Research

Thermal WIMPs are another well-motivated candidate for dark matter, arising as e.g. the lightest superpartner in supersymmetry. Null searches for superpartners at the LHC suggest that nature may implement a split nature of SUSY, where the scalars have large masses. Furthermore, while Wino DM is now excluded by indirect detection, higgsino dark matter Split-SUSY is to-date unprobed. In particular, higgsinos cannot scatter inelastically through Z-exchange and are below the neutrino floor in direct detection experiments. In [arXiv:2207.10090], we showed that the Fermi gamma-ray telescope has strong sensitivity to higgsino annihilation in the Galactic Center due to the continuum arising from the WW and ZZ annihilation channels, which had previously been overlooked in favor of the line signal. Although the line signal is cleaner, the continuum flux is much larger than that of the line. We found a 2-sigma preference for a higgsino dark matter annihilation signal that could be consistent with the thermal scenario under some realistic dark matter profiles, and will be further testable in the future at CTA. 

The QCD axion is notoriously difficult to probe, but string theory predicts a large number of lighter axions that may be more strongly coupled to the Standard Model. Axions have additional phenomenology over that of neutrinos in that they can oscillate into photons in the presence of a magnetic field.

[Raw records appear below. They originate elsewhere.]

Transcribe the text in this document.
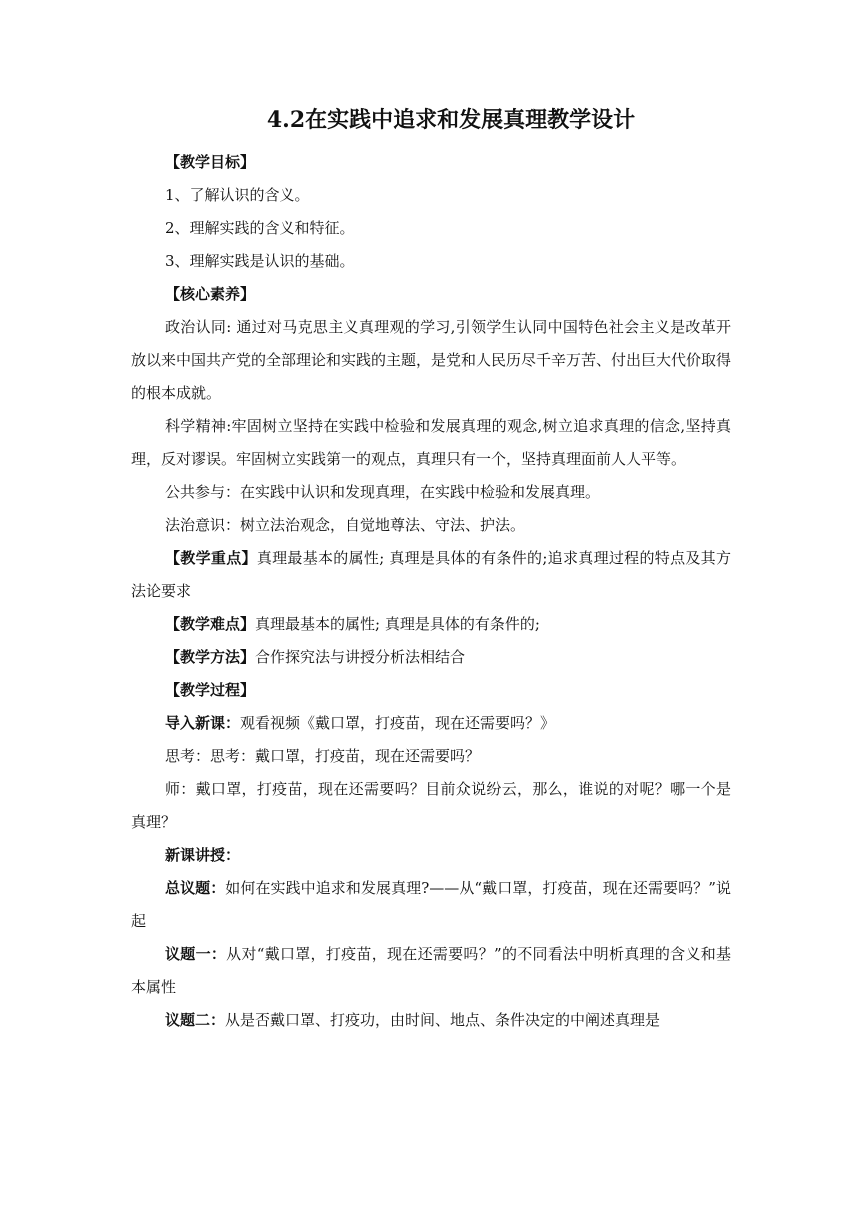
4.2在实践中追求和发展真理教学设计

【教学目标】

1、了解认识的含义。

2、理解实践的含义和特征。

3、理解实践是认识的基础。

【核心素养】

政治认同: 通过对马克思主义真理观的学习,引领学生认同中国特色社会主义是改革开放以来中国共产党的全部理论和实践的主题，是党和人民历尽千辛万苦、付出巨大代价取得的根本成就。

科学精神:牢固树立坚持在实践中检验和发展真理的观念,树立追求真理的信念,坚持真理，反对谬误。牢固树立实践第一的观点，真理只有一个，坚持真理面前人人平等。

公共参与：在实践中认识和发现真理，在实践中检验和发展真理。

法治意识：树立法治观念，自觉地尊法、守法、护法。

【教学重点】真理最基本的属性; 真理是具体的有条件的;追求真理过程的特点及其方法论要求

【教学难点】真理最基本的属性; 真理是具体的有条件的;

【教学方法】合作探究法与讲授分析法相结合

【教学过程】

导入新课：观看视频《戴口罩，打疫苗，现在还需要吗？》

思考：思考：戴口罩，打疫苗，现在还需要吗？

师：戴口罩，打疫苗，现在还需要吗？目前众说纷云，那么，谁说的对呢？哪一个是真理？

新课讲授：

总议题：如何在实践中追求和发展真理?——从“戴口罩，打疫苗，现在还需要吗？”说起

议题一：从对“戴口罩，打疫苗，现在还需要吗？”的不同看法中明析真理的含义和基本属性

议题二：从是否戴口罩、打疫功，由时间、地点、条件决定的中阐述真理是
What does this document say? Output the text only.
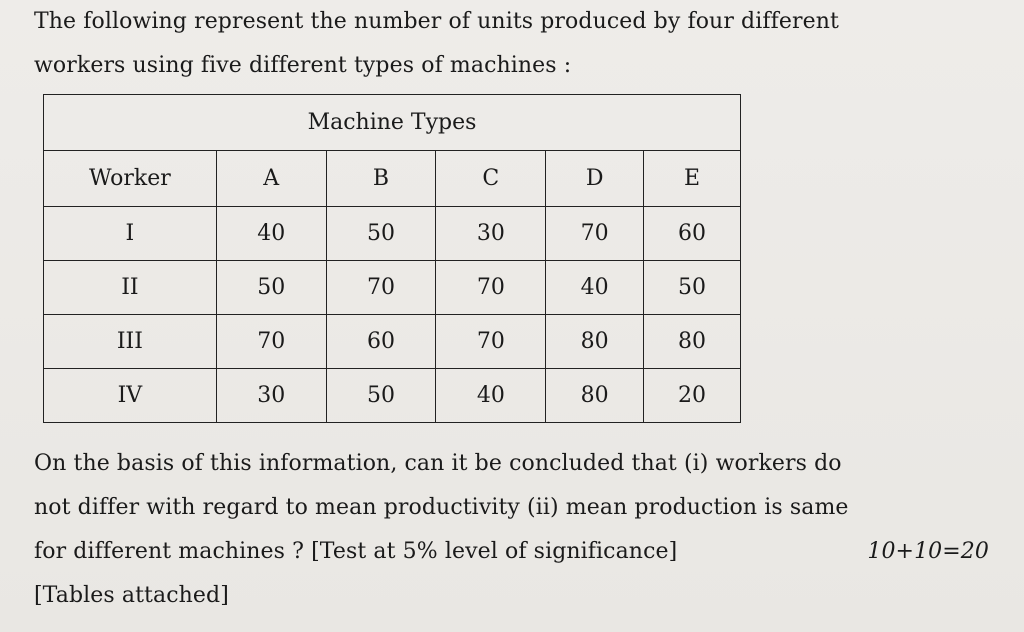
The following represent the number of units produced by four different
workers using five different types of machines :
Machine Types					
Worker	A	B	C	D	E
I	40	50	30	70	60
II	50	70	70	40	50
III	70	60	70	80	80
IV	30	50	40	80	20
On the basis of this information, can it be concluded that (i) workers do
not differ with regard to mean productivity (ii) mean production is same
for different machines ? [Test at 5% level of significance]	10+10=20
[Tables attached]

Then, we can imagine that axions produced in the hot cores of neutron stars may free-stream out of the star, and convert into photons in the magnetosphere, with energies of a few keV.

Most excitingly, in [arXiv:1910.02956, arXiv:1910.04164], my collaborators and I found evidence for a hard X-ray signal that looks consistent with that scenario at the seven neutron stars known as the Magnificent Seven, which were not supposed to produce hard X-rays. It turns out that if the neutron stars are superfluid in their interiors, then axions may induce X-rays also at much higher energies above 10 keV. We're actively analyzing data from the NuSTAR telescope to see if this is the case. See [arXiv:1903.05088, arXiv:2104.12772, arXiv:2411.05041] for the analogous case operating in white dwarfs and [arXiv:2008.03305] for that in Wolf-Rayet stars, where no such excesses are observed.